CAPÍTULO I  - PARTE 3


16.30. Sentada no jardim, Madalena começava a sentir-se inquieta. No último contacto tido com Duarte Meireles, este havia-lhe dito que chegaria algum tempo antes da hora marcada para o início da apresentação do livro. Não lhe dissera, no entanto, quanto tempo antes. Agora, faltava uma hora e meia e não havia meio de o conseguir contactar.
Da parte dela, como de costume, estava tudo pronto. De manhã, ultimara os preparativos para o evento, supervisionando todos os pormenores e, depois do almoço, viajara até Tomar para cuidar da sua aparência. Ao sair do salão de cabeleireira/estética, duas horas depois de lá ter entrado, sorriu para a sua imagem projectada no vidro da montra. Era vaidosa, reconhecia, muito vaidosa mesmo.  Não pôde deixar de pensar na impressão que causaria no petulante escritor. Por várias vezes dera por si a pensar como seria ele ao vivo. Adivinhava-lhe o sorriso irónico, o leve arquear de sobrancelha troçando, discretamente, dela, o olhar de sobranceria que a sua superioridade presumida lhe conferia. Estava, decididamente, ansiosa por conhecê-lo pessoalmente e mostrar-lhe que sem a sua insistência – a que, sentia, o irritava, profundamente –, os seus cuidados, a sua supervisão, o evento não seria o sucesso que ela previa. No fundo, pretendia afrontá-lo com o seu profissionalismo.
16.45. Lá dentro, na galeria, Manuel Caseiro continuava a mudar a posição de um ou outro trabalho seu, infernizando todos os que, inadvertidamente, se aproximavam dele. Era um perfeccionista, sem dúvida.
Madalena procurou relaxar, puxando a cadeira mais para a frente, em busca do sol daquela tarde primaveril. Evadiu-se no calor e na tranquilidade do jardim. A lembrança de que João Souto estaria presente no evento acalmou-a. Nunca se espantara com as “coincidências” com que a vida a brindava frequentemente.
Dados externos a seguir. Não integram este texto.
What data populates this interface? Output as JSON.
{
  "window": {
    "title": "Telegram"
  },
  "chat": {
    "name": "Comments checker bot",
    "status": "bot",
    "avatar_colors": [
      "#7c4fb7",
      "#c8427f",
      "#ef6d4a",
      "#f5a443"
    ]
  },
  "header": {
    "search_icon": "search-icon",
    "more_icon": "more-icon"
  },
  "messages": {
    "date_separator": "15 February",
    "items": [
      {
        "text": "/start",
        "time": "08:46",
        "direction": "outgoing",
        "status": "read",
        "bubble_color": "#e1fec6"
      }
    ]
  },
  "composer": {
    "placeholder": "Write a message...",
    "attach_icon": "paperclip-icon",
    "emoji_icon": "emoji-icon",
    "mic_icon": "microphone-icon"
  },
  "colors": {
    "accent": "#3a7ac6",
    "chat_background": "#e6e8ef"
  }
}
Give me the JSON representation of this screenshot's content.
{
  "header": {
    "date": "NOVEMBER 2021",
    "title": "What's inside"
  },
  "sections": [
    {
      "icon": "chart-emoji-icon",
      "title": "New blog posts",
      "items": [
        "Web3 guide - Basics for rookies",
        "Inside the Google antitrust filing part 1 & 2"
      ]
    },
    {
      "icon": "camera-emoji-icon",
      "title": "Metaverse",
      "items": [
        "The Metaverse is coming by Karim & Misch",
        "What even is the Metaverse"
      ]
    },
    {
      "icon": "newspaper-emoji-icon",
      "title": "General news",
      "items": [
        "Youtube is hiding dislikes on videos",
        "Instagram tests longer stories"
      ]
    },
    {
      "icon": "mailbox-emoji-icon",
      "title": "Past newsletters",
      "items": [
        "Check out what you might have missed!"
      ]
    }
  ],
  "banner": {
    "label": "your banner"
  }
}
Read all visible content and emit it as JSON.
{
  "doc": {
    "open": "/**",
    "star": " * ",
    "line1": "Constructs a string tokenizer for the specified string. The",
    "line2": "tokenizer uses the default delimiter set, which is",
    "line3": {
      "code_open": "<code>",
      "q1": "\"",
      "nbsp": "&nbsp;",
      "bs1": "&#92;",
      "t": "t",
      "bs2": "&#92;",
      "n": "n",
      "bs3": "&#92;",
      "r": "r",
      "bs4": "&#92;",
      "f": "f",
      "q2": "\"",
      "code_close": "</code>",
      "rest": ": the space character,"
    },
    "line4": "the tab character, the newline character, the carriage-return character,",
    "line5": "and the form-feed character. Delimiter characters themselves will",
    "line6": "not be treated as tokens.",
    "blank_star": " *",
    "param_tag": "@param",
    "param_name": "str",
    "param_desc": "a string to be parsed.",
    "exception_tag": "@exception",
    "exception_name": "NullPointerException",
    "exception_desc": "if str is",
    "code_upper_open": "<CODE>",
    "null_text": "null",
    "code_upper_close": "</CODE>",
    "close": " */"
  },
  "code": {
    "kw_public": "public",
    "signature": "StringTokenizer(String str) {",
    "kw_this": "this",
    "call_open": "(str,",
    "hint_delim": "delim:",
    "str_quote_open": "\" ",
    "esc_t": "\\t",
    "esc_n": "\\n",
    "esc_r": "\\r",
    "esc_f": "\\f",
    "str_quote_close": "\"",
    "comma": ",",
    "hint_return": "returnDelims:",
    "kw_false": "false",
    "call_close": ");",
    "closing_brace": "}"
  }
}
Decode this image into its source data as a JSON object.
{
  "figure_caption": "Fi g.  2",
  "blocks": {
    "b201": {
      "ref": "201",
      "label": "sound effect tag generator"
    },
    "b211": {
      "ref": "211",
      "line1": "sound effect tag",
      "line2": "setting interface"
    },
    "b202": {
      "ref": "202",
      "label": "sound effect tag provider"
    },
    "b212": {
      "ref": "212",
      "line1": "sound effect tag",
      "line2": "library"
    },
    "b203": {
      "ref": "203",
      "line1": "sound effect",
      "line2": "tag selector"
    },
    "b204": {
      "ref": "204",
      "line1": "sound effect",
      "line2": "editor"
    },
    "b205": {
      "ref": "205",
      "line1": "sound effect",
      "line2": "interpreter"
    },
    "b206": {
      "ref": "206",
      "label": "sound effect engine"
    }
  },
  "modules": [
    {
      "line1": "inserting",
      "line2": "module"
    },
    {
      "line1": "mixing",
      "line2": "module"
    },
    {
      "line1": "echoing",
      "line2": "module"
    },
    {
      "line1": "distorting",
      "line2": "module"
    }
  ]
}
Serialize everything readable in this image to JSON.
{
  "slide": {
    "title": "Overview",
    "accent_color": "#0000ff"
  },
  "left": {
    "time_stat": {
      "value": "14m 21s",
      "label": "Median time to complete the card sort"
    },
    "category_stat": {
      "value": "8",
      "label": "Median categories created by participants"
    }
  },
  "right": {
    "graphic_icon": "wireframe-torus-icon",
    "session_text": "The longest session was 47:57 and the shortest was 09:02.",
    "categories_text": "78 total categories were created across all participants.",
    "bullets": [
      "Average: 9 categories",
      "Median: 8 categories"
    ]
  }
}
Esta era mais uma e agradava-lhe de sobremaneira. Conhecera João há cerca de 15 anos e a diferença de idades que os separava – ele era mais velho do que ela 20 anos – nunca tivera importância na amizade que, desde os primeiros momentos partilharam. Recomendado por amigos comuns, o advogado ajudara-a a resolver uma questão relacionada com o aluguer de um apartamento que os pais lhe tinham oferecido. Estabeleceu-se, de imediato, uma relação de respeito, de admiração e de cumplicidade entre ambos. A ela nunca lhe passara despercebida a forma como o amigo a olhava. Até porque a apetência dele pelo sexo feminino era bastante comentada. No entanto, nunca tinham passado do carinho de amigos e de uma ou outra insinuação respeitosamente maliciosa. E, agora, João aparecia-lhe como conhecido de Duarte Meireles e comentador do livro.
O que é que ligaria Duarte Meireles a João Sousa? Um era historiador, o outro advogado. É certo que ambos escreviam, mas os livros de Duarte  Meireles tinham atingido um elevado grau de popularidade – provavelmente devido às histórias romanceadas que fazia da História - enquanto que os do seu amigo faziam sucesso apenas entre o seu núcleo de colegas, amigos, familiares, conhecidos e clientes. Madalena lera todas as críticas que encontrara sobre Duarte Meireles e as suas obras. Todas eram unânimes em apresentá-lo como um profissional competente e rigoroso e como um homem recatado, mas de trato afável. Daí não entender a animosidade contida que sentia na voz e nas palavras de Duarte Meireles. Irritava-o, não duvidava disso.
E, agora, o homem parecia disposto a atormentá-la com a demora em chegar.
Perdida nestes pensamentos, ouviu o relógio da torre da igreja bater as 17 horas.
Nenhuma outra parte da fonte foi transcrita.